Ezra Klein wrote that he is fairly pessimistic on the effectiveness of the new health insurance exchanges. He should be–but not for the reasons he outlined. (As I have noted, health insurance marketplaces do a poor job reducing cost and need very strong risk adjustment mechanism.) Klein states:

In the House health-care reform plan, the exchanges are expected to serve 21 million people in 2019. Almost all of those people come from the uninsured population or don’t make enough money to afford the coverage their employer offers. That is to say, almost all of those people will be eligible for premium subsidies. The numbers in the Senate finance bill are very similar.

First of all, the CBO predicted that the House bill will have 30 million people using the exchange in 2019: 21 million getting individual coverage, and 9 million who have employer-provided exchange coverage. Basically, the employer gives the employee a voucher to buy whatever plan they want on the exchange. Secondly, the estimates by the CBO on the number of people who will use the exchange is very conservative. By 2016, every employer with 100 or fewer employees would be able to get coverage on the exchange. According to the Census Bureau, roughly 42 million individuals (not counting dependents) work for companies with 99 or fewer employees. That is a huge number of people who could potentially get coverage on the exchange through their employer. Also, in 2016, the Secretary of HHS technically has the power open access to the exchange for all employers, regardless how large, in theory expanding access to the exchange to everyone.

The second problem with Klein’s analysis is that he misinterpreted how affordability tax credits would be calculated and given out:

Imagine that my family makes $45,000 a year. That puts us at about 250 percent of the poverty line. In the Senate finance bill, our premium contribution is capped at $4,349. Surveying our options, I see a plan from Aetna that costs $10,000, a plan from Kaiser that costs $9,000 and a plan from Cigna that costs $11,000. All seem pretty similar, but then, I’m not an expert in these things. Which do I choose?

You might say I should choose the Kaiser plan. But why? It’s cheaper, but it’s not cheaper to me. After all, my contribution is capped at $4,349. Moreover, it’s generally true that things that cost more are better. It stands to reason that Cigna is giving me something for the extra $2,000. Indeed, I’m being subsidized to the tune of $7,000, as opposed to $5,000. It’s clearly a better deal.
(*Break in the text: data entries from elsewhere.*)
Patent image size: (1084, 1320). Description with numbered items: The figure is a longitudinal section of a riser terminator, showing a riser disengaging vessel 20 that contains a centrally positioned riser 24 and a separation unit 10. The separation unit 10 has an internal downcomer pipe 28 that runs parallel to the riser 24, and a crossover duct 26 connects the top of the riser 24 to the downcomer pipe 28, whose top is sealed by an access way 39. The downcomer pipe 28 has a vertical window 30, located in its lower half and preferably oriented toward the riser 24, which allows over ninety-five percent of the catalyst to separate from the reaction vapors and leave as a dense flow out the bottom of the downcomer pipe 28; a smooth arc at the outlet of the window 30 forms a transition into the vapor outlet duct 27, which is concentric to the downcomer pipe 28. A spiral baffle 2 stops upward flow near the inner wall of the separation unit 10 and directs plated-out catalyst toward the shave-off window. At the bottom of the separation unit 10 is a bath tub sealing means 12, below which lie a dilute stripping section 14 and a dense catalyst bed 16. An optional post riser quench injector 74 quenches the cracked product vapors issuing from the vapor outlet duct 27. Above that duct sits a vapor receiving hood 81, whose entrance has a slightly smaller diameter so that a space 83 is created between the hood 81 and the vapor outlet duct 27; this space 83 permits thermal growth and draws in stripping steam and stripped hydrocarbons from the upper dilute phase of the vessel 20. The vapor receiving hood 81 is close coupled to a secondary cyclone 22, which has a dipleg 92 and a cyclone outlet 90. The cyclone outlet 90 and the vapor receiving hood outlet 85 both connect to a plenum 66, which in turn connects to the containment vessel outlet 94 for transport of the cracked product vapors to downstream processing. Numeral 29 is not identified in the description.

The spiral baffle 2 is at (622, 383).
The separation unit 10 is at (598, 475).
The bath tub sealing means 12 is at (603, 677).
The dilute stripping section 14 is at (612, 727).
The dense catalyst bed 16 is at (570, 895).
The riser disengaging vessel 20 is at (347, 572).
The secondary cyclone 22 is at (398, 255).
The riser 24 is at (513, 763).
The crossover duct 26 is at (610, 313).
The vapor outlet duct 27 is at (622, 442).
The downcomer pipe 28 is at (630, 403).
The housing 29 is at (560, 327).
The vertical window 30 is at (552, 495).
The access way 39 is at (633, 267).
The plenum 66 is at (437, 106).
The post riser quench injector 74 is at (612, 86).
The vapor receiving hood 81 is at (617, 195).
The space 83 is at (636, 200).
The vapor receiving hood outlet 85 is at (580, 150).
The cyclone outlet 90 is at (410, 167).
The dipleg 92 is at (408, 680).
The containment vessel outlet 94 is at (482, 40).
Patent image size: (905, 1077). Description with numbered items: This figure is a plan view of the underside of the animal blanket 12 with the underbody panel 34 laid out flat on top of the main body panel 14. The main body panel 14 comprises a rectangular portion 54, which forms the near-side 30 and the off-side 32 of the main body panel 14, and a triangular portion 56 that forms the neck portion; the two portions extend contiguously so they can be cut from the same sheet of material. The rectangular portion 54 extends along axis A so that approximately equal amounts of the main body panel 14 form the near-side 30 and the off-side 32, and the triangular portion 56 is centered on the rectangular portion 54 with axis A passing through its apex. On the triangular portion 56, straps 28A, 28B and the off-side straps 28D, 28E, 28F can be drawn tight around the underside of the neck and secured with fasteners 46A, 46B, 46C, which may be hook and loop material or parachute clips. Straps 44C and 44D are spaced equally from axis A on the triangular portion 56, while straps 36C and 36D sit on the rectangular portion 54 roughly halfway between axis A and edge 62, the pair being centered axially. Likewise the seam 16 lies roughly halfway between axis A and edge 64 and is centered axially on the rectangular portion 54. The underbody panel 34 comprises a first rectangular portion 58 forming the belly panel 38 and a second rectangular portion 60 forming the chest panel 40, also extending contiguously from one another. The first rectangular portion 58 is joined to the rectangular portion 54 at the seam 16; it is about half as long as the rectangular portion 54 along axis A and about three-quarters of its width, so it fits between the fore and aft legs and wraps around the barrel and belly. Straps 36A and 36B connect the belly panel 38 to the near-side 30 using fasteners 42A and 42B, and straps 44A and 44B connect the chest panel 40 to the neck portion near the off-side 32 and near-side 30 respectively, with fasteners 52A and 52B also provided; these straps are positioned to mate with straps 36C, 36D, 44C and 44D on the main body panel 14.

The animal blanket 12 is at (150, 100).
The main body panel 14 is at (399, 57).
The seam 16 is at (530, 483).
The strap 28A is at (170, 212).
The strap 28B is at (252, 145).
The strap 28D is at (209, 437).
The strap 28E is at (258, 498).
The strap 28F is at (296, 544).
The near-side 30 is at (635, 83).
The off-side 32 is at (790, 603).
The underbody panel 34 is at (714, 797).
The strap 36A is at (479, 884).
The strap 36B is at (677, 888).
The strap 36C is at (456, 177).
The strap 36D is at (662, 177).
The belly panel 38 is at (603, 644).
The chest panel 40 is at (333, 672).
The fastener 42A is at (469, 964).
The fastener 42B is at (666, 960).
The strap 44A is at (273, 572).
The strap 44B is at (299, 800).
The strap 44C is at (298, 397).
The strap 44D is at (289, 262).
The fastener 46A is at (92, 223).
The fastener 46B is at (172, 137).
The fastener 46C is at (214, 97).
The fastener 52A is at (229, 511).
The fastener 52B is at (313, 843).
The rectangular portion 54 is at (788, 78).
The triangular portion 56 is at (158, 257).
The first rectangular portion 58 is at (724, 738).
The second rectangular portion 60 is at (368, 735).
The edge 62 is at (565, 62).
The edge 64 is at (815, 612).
The Senate Finance committee bill does not cap premium contributions at a flat percent of your income regardless of which plan you select. Affordability tax credits are based on just one single plan on the exchange:

The share of premium enrollees pay would be held constant over time. The premium credit amount would be tied to the second lowest-cost silver plan in the area where the individual resides.

How this would work in Klein’s scenario (assume all three plans are at the silver level) is that the family would get a flat $5,651 tax credit to help purchase any plan they wanted. That is determined by taking the second least expensive plan (Aetna at $10,000) and subtracting the sliding scale premium cap based on income ($4,349). If they family selected Aetna they would only pay $4,349 (10,000 – 5,651 = 4,349). If they selected Kaiser they would pay only $3,349 in premiums (9,000 – 5,651 = 3,349). On the same note choosing Cigna would cost them personally $5,349 in premiums. People would have a strong incentive to choose a lower cost plan.
This set up does produce a very different problem. Since the government will cover all the cost for the second lowest cost plan over a set level of income, there is a strong incentive for insurance companies not to compete to lower prices. Most markets have very few insurance companies, making it easy to collude to keep prices high and relatively equal. After all, if in the above scenario all three companies cut their insurance premiums by $1,000 next year, the three plans would cost the family the exact same amount because of how the tax credits are structured. Until there is a large number of people on the exchange not getting tax credits, the insurance companies are better off keeping prices high, as long as their few competitors do as well.

There is plenty of reason to be pessimistic about the exchange. The CBO and CMS both concluded it would lack sufficient risk adjustment mechanisms. Most importantly, health insurance marketplaces like exchanges just don’t have a history of holding down costs. But the concern about the size of the exchange and the incentive inherit for individuals purchasing insruance with tax credits is unfounded.